During the coldest period of the last great ice age, about 30,000 to 18,000 years ago, ice covered much of the British Isles. Here’s a map.
When temperatures rose and the ice melted, the ocean surface was still so low that Ireland (the island) was connected by land with Scotland, Wales and England. This allowed people and animals to cross freely over what later became the Irish Sea for probably several thousand years before the ocean rose enough to create the Irish Sea. It is possible that many ancient stories recalling when giants walked across the Irish Sea represent distant memories of these times, memories that have been passed down as oral traditions for thousands of years, across hundreds of generations without losing their essence. This can be demonstrated elsewhere in Europe (see here) but also in Australia and elsewhere, as set out in my 2018 book The Edge of Memory.
Many of the likely memories of when it was indeed possible to cross the Irish Sea come from the Fionn Saga, which recounts the exploits of Fionn mac Cumhaill (Finn McCool).
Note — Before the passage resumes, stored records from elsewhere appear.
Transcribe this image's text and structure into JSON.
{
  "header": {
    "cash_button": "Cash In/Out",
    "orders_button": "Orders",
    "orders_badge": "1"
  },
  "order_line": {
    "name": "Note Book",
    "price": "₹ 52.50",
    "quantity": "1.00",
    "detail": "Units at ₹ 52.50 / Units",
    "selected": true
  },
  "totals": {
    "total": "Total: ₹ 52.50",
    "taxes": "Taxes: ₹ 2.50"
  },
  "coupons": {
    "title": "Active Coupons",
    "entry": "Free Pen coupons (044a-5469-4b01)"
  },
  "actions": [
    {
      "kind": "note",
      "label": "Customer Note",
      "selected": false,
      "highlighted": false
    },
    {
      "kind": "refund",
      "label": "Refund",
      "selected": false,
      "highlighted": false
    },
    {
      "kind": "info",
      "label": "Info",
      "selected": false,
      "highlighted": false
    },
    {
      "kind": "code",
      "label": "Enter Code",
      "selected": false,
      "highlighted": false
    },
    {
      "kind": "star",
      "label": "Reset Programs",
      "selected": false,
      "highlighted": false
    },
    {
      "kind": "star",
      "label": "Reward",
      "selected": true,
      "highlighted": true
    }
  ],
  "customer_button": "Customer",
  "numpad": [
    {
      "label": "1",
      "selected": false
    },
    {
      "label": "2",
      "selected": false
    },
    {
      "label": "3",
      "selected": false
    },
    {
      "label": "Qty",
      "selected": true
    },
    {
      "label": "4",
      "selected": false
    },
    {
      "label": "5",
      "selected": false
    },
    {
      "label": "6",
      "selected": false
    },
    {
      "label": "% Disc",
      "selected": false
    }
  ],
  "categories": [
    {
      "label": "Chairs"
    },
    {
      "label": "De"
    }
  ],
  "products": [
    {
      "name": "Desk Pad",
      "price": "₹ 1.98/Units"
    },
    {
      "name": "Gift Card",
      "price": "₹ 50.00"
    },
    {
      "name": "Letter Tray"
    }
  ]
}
One story recalls that both Fionn and his Scots rival Benandonner both built causeways across the northern Irish Sea to reach each other. Actually, the causeway (and the fact that both individuals were giants) is undoubtedly a detail added to the story later to rationalize it, to make it believable to subsequent generations of listeners. For all that, Fionn’s causeway is said to have extended from the Giant’s Causeway in County Antrim while that constructed by Benandonner (the larger of the two!) extended from the Isle of Staffa. Pictures below. It is said that, following their confrontation in Ireland, Benandonner returned to Scotland pulling up the flagstones of the causeway as he walked, which is why there is no causeway visible there today.
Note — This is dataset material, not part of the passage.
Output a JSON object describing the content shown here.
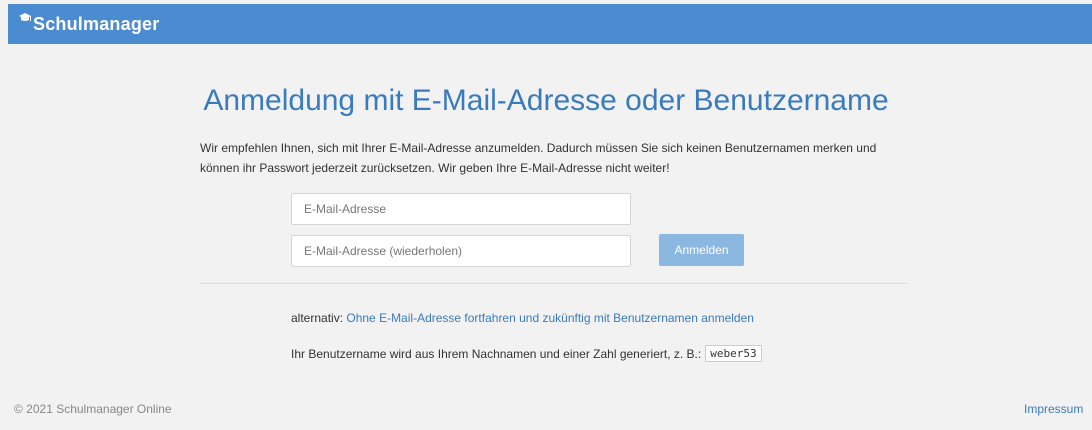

There are also many stories in Celtic traditions about lands beneath the Irish Sea, places like Tir‐fa‐tonn, the land beneath the wave, that naturally most of us tend to consider to be romantic inventions. But if people were living on (what is now) the floor of the Irish Sea ten millennia ago, what really is the issue with supposing that their memories of this time may have sparked such stories? This is where many people laugh, even sneer, at such a suggestion because they cannot conceive of non-literate people, ones who can neither read nor write, at being able to retain such information solely within their minds – and to render it faithfully, generation upon generation, through word of mouth. This is something I have termed “the arrogance of literacy” and it is a nonsense. Pre-literate (or oral) societies were absolutely able to retain huge amounts of information in their heads and developed many means of passing this on across the generations. One place to start is my 2018 book, The Edge of Memory, which shows that such stories can be told – with a high degree of replication fidelity – for ten thousand years or more in optimal conditions. You might also look at some of the books of Lynne Kelly, especially The Memory Code.
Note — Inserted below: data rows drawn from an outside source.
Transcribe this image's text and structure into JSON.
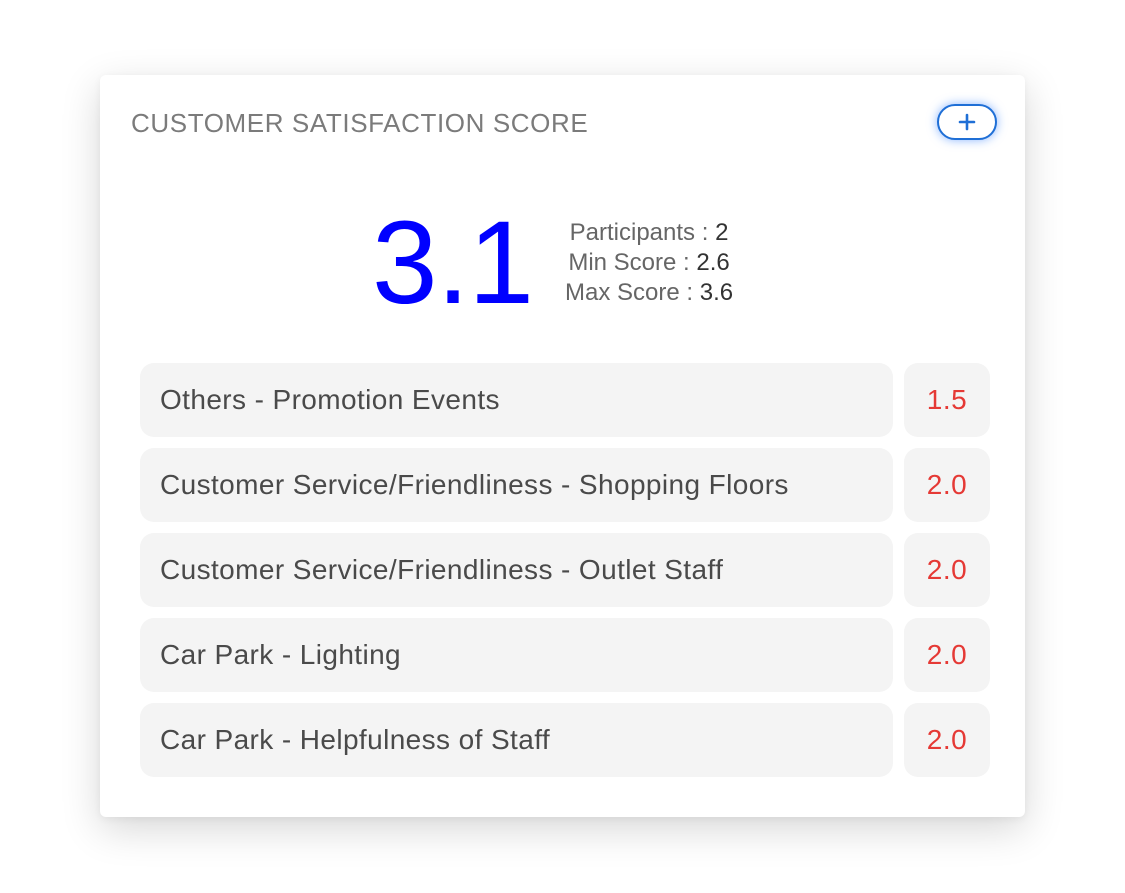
{
  "card": {
    "title": "CUSTOMER SATISFACTION SCORE",
    "add_button_icon": "plus-icon"
  },
  "score": {
    "value": "3.1",
    "participants_label": "Participants :",
    "participants_value": "2",
    "min_label": "Min Score :",
    "min_value": "2.6",
    "max_label": "Max Score :",
    "max_value": "3.6"
  },
  "categories": [
    {
      "label": "Others - Promotion Events",
      "score": "1.5"
    },
    {
      "label": "Customer Service/Friendliness - Shopping Floors",
      "score": "2.0"
    },
    {
      "label": "Customer Service/Friendliness - Outlet Staff",
      "score": "2.0"
    },
    {
      "label": "Car Park - Lighting",
      "score": "2.0"
    },
    {
      "label": "Car Park - Helpfulness of Staff",
      "score": "2.0"
    }
  ],
  "colors": {
    "score_blue": "#0000ff",
    "low_score_red": "#e53935",
    "accent_blue": "#1f6fd6"
  }
}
The earliest folk traditions about King’s Cave at Drumadoon (below) on the Isle of Arran name it as the place where Fionn lived while he and his followers (féinne) hunted on Arran but also where a son was born to him. From Drumadoon, Fionn ‘formed a bridge of set of stepping‐stones across to Kintyre’ on the Scottish mainland. An earlier account noted that the ‘old people’ of Arran ‘have many ridiculous stories about Fionn and his heroes, which have been transmitted, from a remote period, by father to son, and in their progress becoming more and more extravagant … They say that Fionn made a bridge from Kintyre to this place [Drumadoon], over which he could pass, by a few steps, from one land to the other’.
These stories, all estimated to have endured more than ten thousand years, may be an echo from a time when the two landmasses were joined above sea level. And I have argued that in many cultures, stories about giant beings originated when orally transmitted memories of former dry‐land connections between nearby landmasses (when sea level was lower) started to become less plausible in their retelling, requiring embellishment and exaggeration to ensure that the stories continued to be told.